D. All of the above.
According to the National Council of Teachers of English, the answer is D. The council released an analysis of the new writing tests Tuesday, and it found little to like and much to dislike.
The writing tests were introduced this year following years of criticism that the standardized tests used by many competitive colleges ignored the importance of writing. The College Board made the writing test a required part of the SAT and instituted a new scoring system, first used on the administration of the SAT given in March. The writing component is optional on the ACT.
The emphasis of the new report is on the SAT, although the authors of the report – a panel of seven that included six college professors – said that they believed most of the concerns applied equally to both tests.

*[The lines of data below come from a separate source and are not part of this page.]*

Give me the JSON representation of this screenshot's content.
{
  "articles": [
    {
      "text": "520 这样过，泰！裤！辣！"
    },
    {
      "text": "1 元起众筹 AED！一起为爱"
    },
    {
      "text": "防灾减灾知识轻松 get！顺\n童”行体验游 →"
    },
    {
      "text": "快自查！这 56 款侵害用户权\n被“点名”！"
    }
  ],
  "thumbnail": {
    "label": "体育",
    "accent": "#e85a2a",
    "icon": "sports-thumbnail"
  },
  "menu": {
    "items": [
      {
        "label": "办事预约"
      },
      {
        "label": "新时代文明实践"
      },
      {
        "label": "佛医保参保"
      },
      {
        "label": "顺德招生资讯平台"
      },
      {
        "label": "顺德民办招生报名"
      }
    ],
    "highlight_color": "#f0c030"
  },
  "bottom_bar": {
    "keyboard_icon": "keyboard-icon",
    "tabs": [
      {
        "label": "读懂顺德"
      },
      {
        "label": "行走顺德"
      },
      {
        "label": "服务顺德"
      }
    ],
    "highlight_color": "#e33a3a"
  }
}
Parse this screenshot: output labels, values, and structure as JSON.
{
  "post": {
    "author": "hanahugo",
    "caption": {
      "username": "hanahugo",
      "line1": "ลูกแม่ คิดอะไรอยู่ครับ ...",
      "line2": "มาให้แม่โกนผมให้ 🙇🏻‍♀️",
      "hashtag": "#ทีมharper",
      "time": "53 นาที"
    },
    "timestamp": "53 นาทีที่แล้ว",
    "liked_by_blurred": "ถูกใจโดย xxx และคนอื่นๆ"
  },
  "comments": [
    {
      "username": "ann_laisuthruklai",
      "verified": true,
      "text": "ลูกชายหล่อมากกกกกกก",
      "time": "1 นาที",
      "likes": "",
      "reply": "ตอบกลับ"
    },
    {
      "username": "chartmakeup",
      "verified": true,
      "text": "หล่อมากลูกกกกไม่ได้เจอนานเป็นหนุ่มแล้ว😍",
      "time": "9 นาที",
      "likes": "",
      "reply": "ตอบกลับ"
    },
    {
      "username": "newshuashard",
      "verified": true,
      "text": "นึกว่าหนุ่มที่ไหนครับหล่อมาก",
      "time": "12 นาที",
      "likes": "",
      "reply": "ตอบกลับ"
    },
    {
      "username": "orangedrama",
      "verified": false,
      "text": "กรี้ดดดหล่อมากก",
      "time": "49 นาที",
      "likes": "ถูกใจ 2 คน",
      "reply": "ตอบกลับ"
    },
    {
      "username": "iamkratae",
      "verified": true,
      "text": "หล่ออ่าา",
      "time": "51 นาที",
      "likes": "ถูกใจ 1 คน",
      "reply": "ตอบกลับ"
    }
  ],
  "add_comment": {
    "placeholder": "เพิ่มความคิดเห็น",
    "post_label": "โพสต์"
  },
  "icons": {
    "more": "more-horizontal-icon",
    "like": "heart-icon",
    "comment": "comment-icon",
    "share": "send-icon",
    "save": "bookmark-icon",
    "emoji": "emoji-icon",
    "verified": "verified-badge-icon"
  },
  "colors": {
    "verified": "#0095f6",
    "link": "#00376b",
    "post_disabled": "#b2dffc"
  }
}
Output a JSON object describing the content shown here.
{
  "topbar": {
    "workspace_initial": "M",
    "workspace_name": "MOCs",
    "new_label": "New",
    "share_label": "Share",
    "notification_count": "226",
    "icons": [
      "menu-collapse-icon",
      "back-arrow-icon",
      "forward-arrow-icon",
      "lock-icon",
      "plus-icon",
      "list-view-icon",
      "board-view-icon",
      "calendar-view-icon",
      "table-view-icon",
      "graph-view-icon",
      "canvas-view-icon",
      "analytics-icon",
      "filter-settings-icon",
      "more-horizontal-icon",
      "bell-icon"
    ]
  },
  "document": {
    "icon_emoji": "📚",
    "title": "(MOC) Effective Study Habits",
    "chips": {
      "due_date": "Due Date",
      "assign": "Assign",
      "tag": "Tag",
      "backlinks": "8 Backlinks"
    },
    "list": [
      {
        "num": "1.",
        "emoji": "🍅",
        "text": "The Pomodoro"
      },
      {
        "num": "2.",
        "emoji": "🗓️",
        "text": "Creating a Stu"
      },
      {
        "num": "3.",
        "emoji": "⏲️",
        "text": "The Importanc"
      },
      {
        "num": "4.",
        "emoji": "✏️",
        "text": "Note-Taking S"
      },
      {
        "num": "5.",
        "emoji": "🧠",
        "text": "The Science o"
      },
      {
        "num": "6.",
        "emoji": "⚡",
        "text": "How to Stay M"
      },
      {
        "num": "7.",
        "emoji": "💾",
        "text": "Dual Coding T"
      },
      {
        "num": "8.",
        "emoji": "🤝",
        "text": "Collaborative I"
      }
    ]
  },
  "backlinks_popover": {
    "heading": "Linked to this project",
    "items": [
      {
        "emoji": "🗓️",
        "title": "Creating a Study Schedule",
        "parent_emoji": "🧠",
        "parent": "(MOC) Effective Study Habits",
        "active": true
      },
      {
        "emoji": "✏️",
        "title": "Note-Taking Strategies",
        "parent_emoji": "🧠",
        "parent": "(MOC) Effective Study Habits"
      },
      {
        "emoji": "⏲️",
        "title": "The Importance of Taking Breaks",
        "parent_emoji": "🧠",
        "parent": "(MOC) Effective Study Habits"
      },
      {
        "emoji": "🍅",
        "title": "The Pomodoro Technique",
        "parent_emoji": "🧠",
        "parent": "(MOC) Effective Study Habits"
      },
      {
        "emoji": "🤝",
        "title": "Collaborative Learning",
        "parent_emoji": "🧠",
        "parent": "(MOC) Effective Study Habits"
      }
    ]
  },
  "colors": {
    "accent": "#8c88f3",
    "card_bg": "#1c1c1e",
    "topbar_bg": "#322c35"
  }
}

Much of the criticism relates to the format of the essay test, in which students have 25 minutes to produce an answer to a question. In March, the question related to the idea of majority rule. That kind of exercise is quite different, the report notes, from what college professors expect of students.
"The kind of writing skill required to do well on short, timed essay tests has little instructional validity," the report says. "Given only 25 minutes to write the SAT essay (30 minutes for the ACT essay), students will likely produce a kind of writing that is necessarily formulaic and superficial -- writing that is very different from the lengthier, in-depth, and complex writing expected by most college instructors."
As a result, the report says, the writing test will end up telling colleges very little about how well students can perform in college.
The danger posed by the new test, the report warns, is much greater than just wasting the time of the students who take it (and the money of those who prepare for it with test-prep services). High school writing instruction is likely to be shifted away from sound techniques to align with the new test.
"The kind of writing required for success on the timed essay component of the SAT is likely to encourage writing instruction that emphasizes formulaic writing with specific but limited textual features," the report says. "The sample prompts provided by the College Board include writing tasks that are generally decontextualized and artificial, with no reference to the crucial rhetorical matters of audience and purpose.
"Students are provided topics about which they may have little or no knowledge (or interest), yet they are instructed to 'support your reasoning with examples taken from your reading, studies, experience, or observations.' Teachers wishing to help students prepare for such writing tasks will necessarily provide students with strategies focused on the specific textual features identified by the College Board’s promotional materials as important. Careful, in-depth inquiry into a topic, attention to stylistic or structural features that may be suitable for specific audiences or rhetorical situations, creativity and innovation – all of these important components of effective writing are likely to be implicitly or explicitly discouraged by teachers will understandably be concerned about helping students manage the required writing tasks in the short allotted time."
Officials of both the College Board and ACT strongly disputed the assertions of the report.
Chiara Coletti, a spokeswoman for the College Board, said she wouldn't even call the report representative of the English teachers' association. She noted that many members of the group are involved in College Board committees related to the SAT and not only support, but have helped to develop, the writing test.
Coletti said that the College Board has never claimed that the writing test is capable of testing skills in creative writing or producing a research paper. But she said that the new writing test is valuable for what it does do -- give colleges a way to compare the writing skills of students nationally.
She also rejected the idea that the test will hurt existing writing instruction in high schools. She noted recent studies that suggest that most high schools don't do a good job of teaching writing. "It's hard to understand why the task force would fear that this would take time away from high quality writing instruction," Coletti said. "There's not that much of it going on."
Officials at the ACT also noted that they had involved NCTE members in developing their test, and they shared the College Board's view that the writing test is just one method for encouraging good writing and shouldn't be judged as the sole approach to that issue.
Cathy Welch, assistant vice president of ACT for its Performance Assessment Center, said that the ACT's approach -- adding the writing test and making it optional -- responded to college requests. About one-third of colleges surveyed wanted the ACT to add the test, she said, and the organization wanted to oblige, but it didn't want to force the test on the majority of colleges that didn't want it.
Welch also said that the ACT takes a different approach to essay topics on its writing test -- so the criticism in the English teachers' report does not apply. "Our prompts cover issues that high school students deal with every day, issues that are relevant to their lives," Welch said. Examples include: Should high schools adopt dress codes for students? Should high schools adopt "good conduct" policies for athletes on school sports teams?